Neden öncelikle siyaset?
Çünkü toplumsal ilişkilerin, hukukların tanzim ve denetimi siyaset kurumunun inisiyatifinde.
Çünkü ekonomik hasılanın paylaşımı ve denetimi siyaset kurumunun elinde.
Çünkü bizim gibi ortadoğu toplumları, baştakilerine bakarak kendilerine çeki düzen verirler veya mutlak itaatle akıllarını kullanamaz olurlar.
Bugünkü siyasal iktidarın bu dönüşümü yapabilecek ne bir niyeti ve ne de bunu sağlayacak bir potansiyeli var.
Öyle vatandaştan helallik dileyerek helalleşme olmaz. Önce hellalleşmeyi gerektiren tüm hatalarınız ve yanlışlarınızla yüzleşin; tutum, davranış ve eylemlerinizi tashih edin. Hakları zayı olanların haklarının kendilerine iade edileceği garantisi verin ve ondan sonra çıkın toplumsal bir helalleşme çağrısında bulunun. İktidarınızın akibetini değil, bu toplumun maddi ve manevi ümranını kendinize dert edinin.

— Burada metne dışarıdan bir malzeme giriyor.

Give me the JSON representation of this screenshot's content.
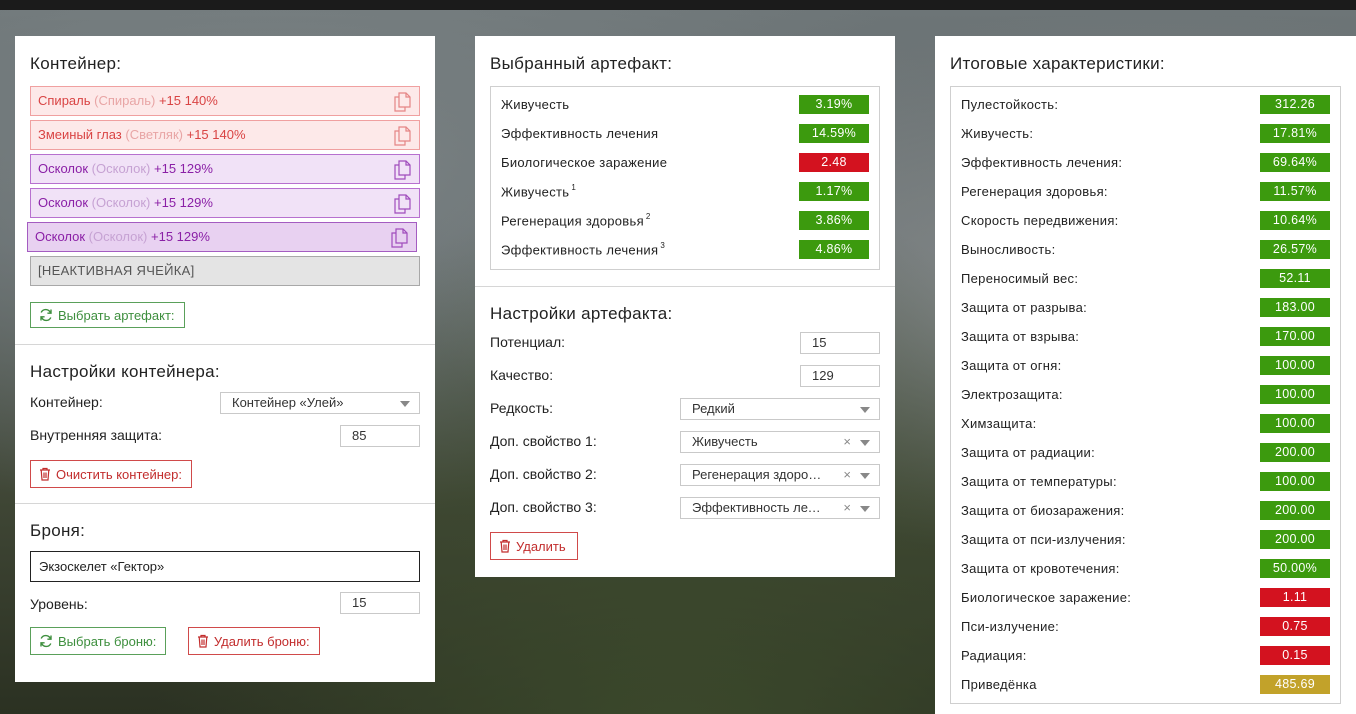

Kendinizi hakikatin tek temsilcisi gibi görüp vazgeçilmez olduğunuz gibi fahiş bir yanlışa düşmeyin. Bu dünyada hiçbir kişi veya nesne vazgeçilmez değildir. Aksini düşünüyorsanız gidin mezarlıkları ziyaret edin. Oralar vazgeçilmez insanlarla doludur.